As more and more politicians adopt this medium, Mina says she's concerned about accountability. "Should there be a public archive or public record [of Ocasio-Cortez' chats] as soon as she's a public official? The notion of accountability gets really really tricky with disappearing stories," Mina says, though of course politicians have always tried to restrict which of their speeches and meetings get recorded or broadcast. She doesn’t believe there's clear legal guidance for what public officials are required to do in terms of preserving access to Instagram videos or stories, much as there wasn't around presidential use of Twitter until President Donald Trump took office. After the president was sued over his habit of blocking critics, last May, a judge ruled that the president could not block people from @realdonaldtrump if he was going to use it as an official account.
Mina thinks there could easily be similar legal questions around disappearing stories and chats, if not necessarily with Ocasio-Cortez's accounts.

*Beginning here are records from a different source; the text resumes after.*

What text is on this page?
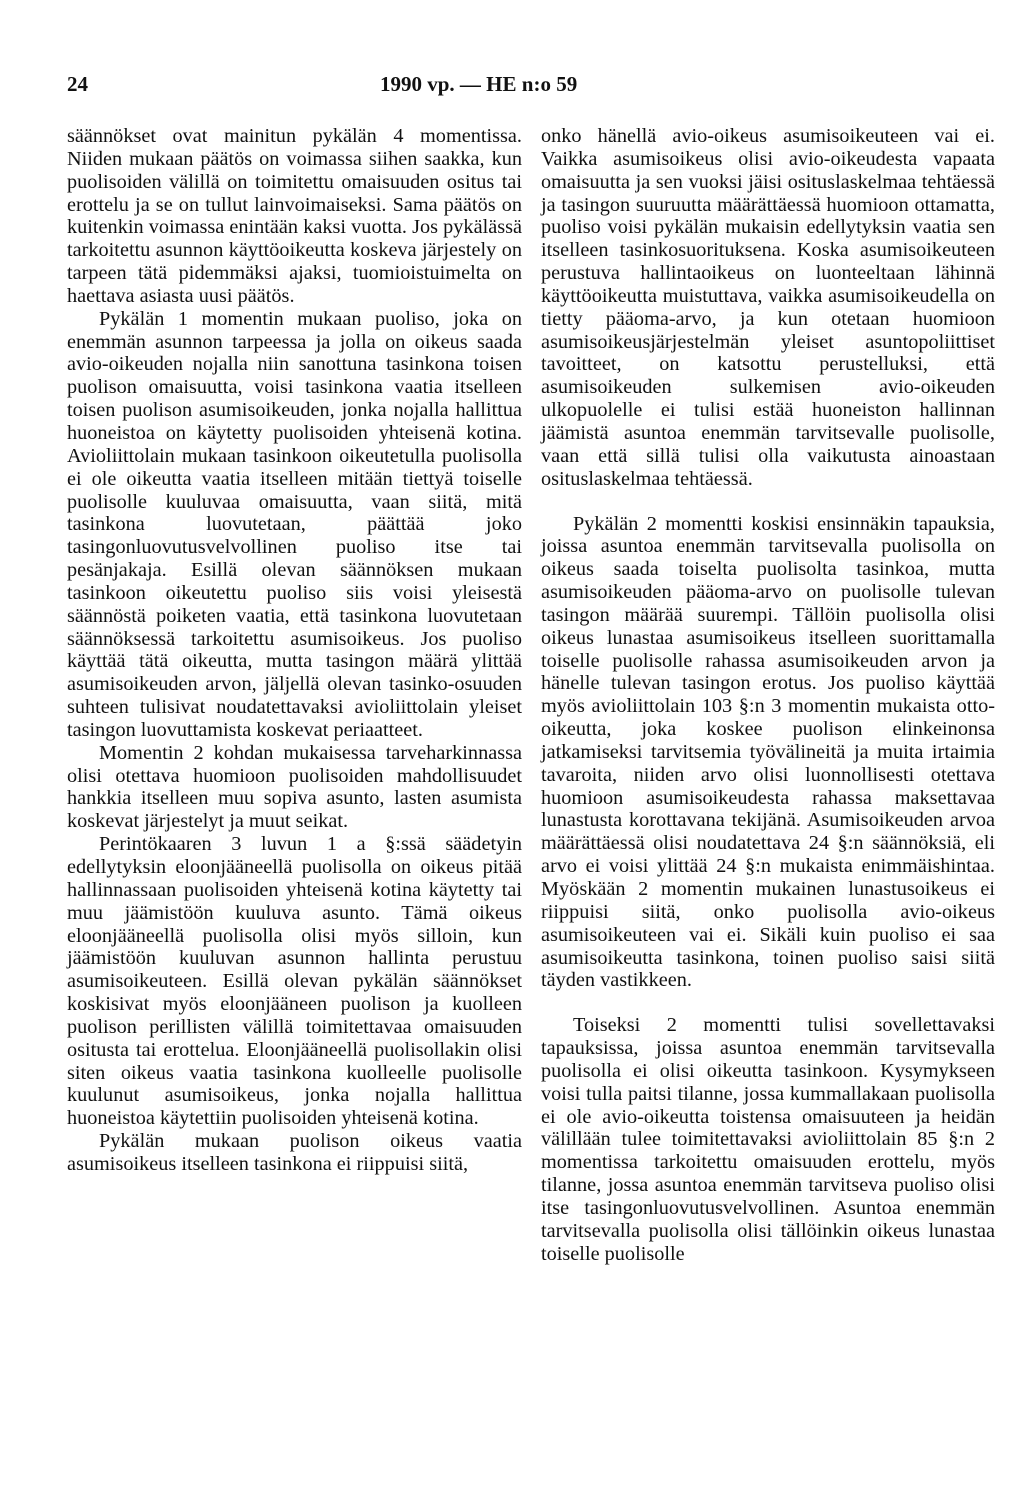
24	1990 vp. — HE n:o 59

säännökset ovat mainitun pykälän 4 momentissa. Niiden mukaan päätös on voimassa siihen saakka, kun puolisoiden välillä on toimitettu omaisuuden ositus tai erottelu ja se on tullut lainvoimaiseksi. Sama päätös on kuitenkin voimassa enintään kaksi vuotta. Jos pykälässä tarkoitettu asunnon käyttöoikeutta koskeva järjestely on tarpeen tätä pidemmäksi ajaksi, tuomioistuimelta on haettava asiasta uusi päätös.

Pykälän 1 momentin mukaan puoliso, joka on enemmän asunnon tarpeessa ja jolla on oikeus saada avio-oikeuden nojalla niin sanottuna tasinkona toisen puolison omaisuutta, voisi tasinkona vaatia itselleen toisen puolison asumisoikeuden, jonka nojalla hallittua huoneistoa on käytetty puolisoiden yhteisenä kotina. Avioliittolain mukaan tasinkoon oikeutetulla puolisolla ei ole oikeutta vaatia itselleen mitään tiettyä toiselle puolisolle kuuluvaa omaisuutta, vaan siitä, mitä tasinkona luovutetaan, päättää joko tasingonluovutusvelvollinen puoliso itse tai pesänjakaja. Esillä olevan säännöksen mukaan tasinkoon oikeutettu puoliso siis voisi yleisestä säännöstä poiketen vaatia, että tasinkona luovutetaan säännöksessä tarkoitettu asumisoikeus. Jos puoliso käyttää tätä oikeutta, mutta tasingon määrä ylittää asumisoikeuden arvon, jäljellä olevan tasinko-osuuden suhteen tulisivat noudatettavaksi avioliittolain yleiset tasingon luovuttamista koskevat periaatteet.

Momentin 2 kohdan mukaisessa tarveharkinnassa olisi otettava huomioon puolisoiden mahdollisuudet hankkia itselleen muu sopiva asunto, lasten asumista koskevat järjestelyt ja muut seikat.

Perintökaaren 3 luvun 1 a §:ssä säädetyin edellytyksin eloonjääneellä puolisolla on oikeus pitää hallinnassaan puolisoiden yhteisenä kotina käytetty tai muu jäämistöön kuuluva asunto. Tämä oikeus eloonjääneellä puolisolla olisi myös silloin, kun jäämistöön kuuluvan asunnon hallinta perustuu asumisoikeuteen. Esillä olevan pykälän säännökset koskisivat myös eloonjääneen puolison ja kuolleen puolison perillisten välillä toimitettavaa omaisuuden ositusta tai erottelua. Eloonjääneellä puolisollakin olisi siten oikeus vaatia tasinkona kuolleelle puolisolle kuulunut asumisoikeus, jonka nojalla hallittua huoneistoa käytettiin puolisoiden yhteisenä kotina.

Pykälän mukaan puolison oikeus vaatia asumisoikeus itselleen tasinkona ei riippuisi siitä,

onko hänellä avio-oikeus asumisoikeuteen vai ei. Vaikka asumisoikeus olisi avio-oikeudesta vapaata omaisuutta ja sen vuoksi jäisi osituslaskelmaa tehtäessä ja tasingon suuruutta määrättäessä huomioon ottamatta, puoliso voisi pykälän mukaisin edellytyksin vaatia sen itselleen tasinkosuorituksena. Koska asumisoikeuteen perustuva hallintaoikeus on luonteeltaan lähinnä käyttöoikeutta muistuttava, vaikka asumisoikeudella on tietty pääoma-arvo, ja kun otetaan huomioon asumisoikeusjärjestelmän yleiset asuntopoliittiset tavoitteet, on katsottu perustelluksi, että asumisoikeuden sulkemisen avio-oikeuden ulkopuolelle ei tulisi estää huoneiston hallinnan jäämistä asuntoa enemmän tarvitsevalle puolisolle, vaan että sillä tulisi olla vaikutusta ainoastaan osituslaskelmaa tehtäessä.

Pykälän 2 momentti koskisi ensinnäkin tapauksia, joissa asuntoa enemmän tarvitsevalla puolisolla on oikeus saada toiselta puolisolta tasinkoa, mutta asumisoikeuden pääoma-arvo on puolisolle tulevan tasingon määrää suurempi. Tällöin puolisolla olisi oikeus lunastaa asumisoikeus itselleen suorittamalla toiselle puolisolle rahassa asumisoikeuden arvon ja hänelle tulevan tasingon erotus. Jos puoliso käyttää myös avioliittolain 103 §:n 3 momentin mukaista otto-oikeutta, joka koskee puolison elinkeinonsa jatkamiseksi tarvitsemia työvälineitä ja muita irtaimia tavaroita, niiden arvo olisi luonnollisesti otettava huomioon asumisoikeudesta rahassa maksettavaa lunastusta korottavana tekijänä. Asumisoikeuden arvoa määrättäessä olisi noudatettava 24 §:n säännöksiä, eli arvo ei voisi ylittää 24 §:n mukaista enimmäishintaa. Myöskään 2 momentin mukainen lunastusoikeus ei riippuisi siitä, onko puolisolla avio-oikeus asumisoikeuteen vai ei. Sikäli kuin puoliso ei saa asumisoikeutta tasinkona, toinen puoliso saisi siitä täyden vastikkeen.

Toiseksi 2 momentti tulisi sovellettavaksi tapauksissa, joissa asuntoa enemmän tarvitsevalla puolisolla ei olisi oikeutta tasinkoon. Kysymykseen voisi tulla paitsi tilanne, jossa kummallakaan puolisolla ei ole avio-oikeutta toistensa omaisuuteen ja heidän välillään tulee toimitettavaksi avioliittolain 85 §:n 2 momentissa tarkoitettu omaisuuden erottelu, myös tilanne, jossa asuntoa enemmän tarvitseva puoliso olisi itse tasingonluovutusvelvollinen. Asuntoa enemmän tarvitsevalla puolisolla olisi tällöinkin oikeus lunastaa toiselle puolisolle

Every new form of media has eventually re-shaped political communication. From Franklin Roosevelt's fireside chats, to John F. Kennedy's telegenic smile, all the way to Trump's Twitter feed, politicians who master new media have gained advantages over their less-plugged-in rivals. Trump's use of his Twitter feed has allowed him to reach his core followers without filter, but he also uses tweets to redirect, and often confound, the national media. He also uses it to lie, insult, foment violence, brag, and whine. Though Ocasio-Cortez, like Trump, uses social media to keep her followers mobilized, everything else is different. She sticks to principles, encourages allies, fact-checks false accusations, and raises money for worthy causes. It’s not just about her, but about her movement, and the moment in which we find ourselves. The virtual community is under her direction, but the sense of connection is powerful. Through vanishing stories and video chats, Alexandria Ocasio-Cortez makes you feel like you belong with her in the room where the ramen happens.